Yes, it will. That's why manholes are round not square, a square cover would easily fall into the hole.
|
Scooter
Brisbane, Queensland
5908 posts
There are plenty of Square Telecommunication Manholes and dickloads of Rectangular ones.
|
thermite
Brisbane, Queensland
9748 posts
Well then they're shit. Here is a list of reasons a round manhole cover is better:
A round manhole cover cannot fall through its circular opening, whereas a square manhole cover may fall in if it were inserted diagonally in the hole. (A Reuleaux triangle or other curve of constant width would also serve this purpose, but round covers are much easier to manufacture. The existence of a "lip" holding up the lid means that the underlying hole is smaller than the cover, so that other shapes might suffice.)

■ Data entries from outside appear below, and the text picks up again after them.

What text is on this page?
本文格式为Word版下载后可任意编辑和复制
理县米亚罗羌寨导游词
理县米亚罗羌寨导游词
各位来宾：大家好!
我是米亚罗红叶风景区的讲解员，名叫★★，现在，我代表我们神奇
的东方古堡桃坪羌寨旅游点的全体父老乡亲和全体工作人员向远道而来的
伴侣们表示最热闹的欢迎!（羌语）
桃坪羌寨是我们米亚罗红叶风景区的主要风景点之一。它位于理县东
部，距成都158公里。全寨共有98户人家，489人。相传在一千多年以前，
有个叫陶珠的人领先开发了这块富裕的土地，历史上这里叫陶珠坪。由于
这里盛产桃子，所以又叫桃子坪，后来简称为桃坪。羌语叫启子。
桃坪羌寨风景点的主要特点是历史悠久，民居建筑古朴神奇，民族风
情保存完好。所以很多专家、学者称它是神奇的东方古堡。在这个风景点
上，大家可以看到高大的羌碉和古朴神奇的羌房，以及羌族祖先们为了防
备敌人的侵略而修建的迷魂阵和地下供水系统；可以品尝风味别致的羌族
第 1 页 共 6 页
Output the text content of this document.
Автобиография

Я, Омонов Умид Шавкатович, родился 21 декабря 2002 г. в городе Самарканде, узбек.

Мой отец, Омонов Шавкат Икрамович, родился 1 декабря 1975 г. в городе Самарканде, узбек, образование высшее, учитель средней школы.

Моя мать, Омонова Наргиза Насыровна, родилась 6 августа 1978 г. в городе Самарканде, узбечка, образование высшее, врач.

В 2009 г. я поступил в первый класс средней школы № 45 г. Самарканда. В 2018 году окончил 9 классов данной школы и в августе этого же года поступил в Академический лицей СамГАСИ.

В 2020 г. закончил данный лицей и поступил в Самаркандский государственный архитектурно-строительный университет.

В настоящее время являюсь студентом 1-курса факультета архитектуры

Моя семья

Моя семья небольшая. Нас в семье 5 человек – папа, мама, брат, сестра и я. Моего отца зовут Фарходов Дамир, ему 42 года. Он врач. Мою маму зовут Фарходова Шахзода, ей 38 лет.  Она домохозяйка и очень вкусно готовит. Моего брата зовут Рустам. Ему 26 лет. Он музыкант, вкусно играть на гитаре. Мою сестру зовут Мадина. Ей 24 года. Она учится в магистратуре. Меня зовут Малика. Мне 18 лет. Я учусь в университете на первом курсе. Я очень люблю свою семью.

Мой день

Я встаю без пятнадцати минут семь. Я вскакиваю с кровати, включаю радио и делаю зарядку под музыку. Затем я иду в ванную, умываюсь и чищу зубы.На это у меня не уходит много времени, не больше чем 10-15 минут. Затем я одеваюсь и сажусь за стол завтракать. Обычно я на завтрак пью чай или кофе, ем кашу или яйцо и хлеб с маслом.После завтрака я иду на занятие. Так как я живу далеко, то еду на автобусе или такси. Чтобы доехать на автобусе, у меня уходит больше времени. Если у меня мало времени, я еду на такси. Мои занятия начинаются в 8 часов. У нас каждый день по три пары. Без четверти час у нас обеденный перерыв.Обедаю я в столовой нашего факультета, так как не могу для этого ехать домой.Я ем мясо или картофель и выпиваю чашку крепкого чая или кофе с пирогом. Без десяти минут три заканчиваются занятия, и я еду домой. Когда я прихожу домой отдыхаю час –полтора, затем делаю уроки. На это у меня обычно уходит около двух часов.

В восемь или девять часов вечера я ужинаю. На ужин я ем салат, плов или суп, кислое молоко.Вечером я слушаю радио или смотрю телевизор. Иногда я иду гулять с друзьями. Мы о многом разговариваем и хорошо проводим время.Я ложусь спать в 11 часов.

Round tubes are the strongest and most material-efficient shape against the compression of the earth around them, and so it is natural that the cover of a round tube assume a circular shape.
Similarly, it is easier to dig a circular hole and thus the cover is also circular.
The bearing surfaces of manhole frames and covers are machined to assure flatness and prevent them from becoming dislodged by traffic. Round castings are much easier to machine using a lathe.
Circular covers do not need to be rotated to align them when covering a circular manhole.
A round manhole cover can be more easily moved by being rolled.
A round manhole cover is cheapest to manufacture relative to other shapes because it requires the least amount of metal to cover an opening wide enough for a person to get through.
Most manhole covers are made by a few large companies. A different shape would have to be custom made.
If a manhole cover were to be displaced by a car or anything else, it could easily slip back into position and would not have to have any angles matched up.
If a manhole cover were to be displaced it would not pop or damage the tires of an automobile.
|
Ickus
Perth, Western Australia
259 posts
It's technically possible to have a station in geostationary orbit with a cable running up to it - however using 'carbon nanotubes' is not possible at this stage because you cannot create large structures with nanotubes yet.
Not to mention they are farken expensive... but then again they did give themselves 30-35 years for these limitations to be overcome and then build it.
|
Jerry
Queensland
4178 posts
they could also use it to exhaust greenhouse gases out teh ozone layer! no need to worry about global warming then
inb4 next earthquake
Best not to build on american soil either.. planes could run into it
then there is the space junk to worry about last edited by Jerry at 16:44:08 13/Jun/12
|
This thread is archived and cannot be replied to.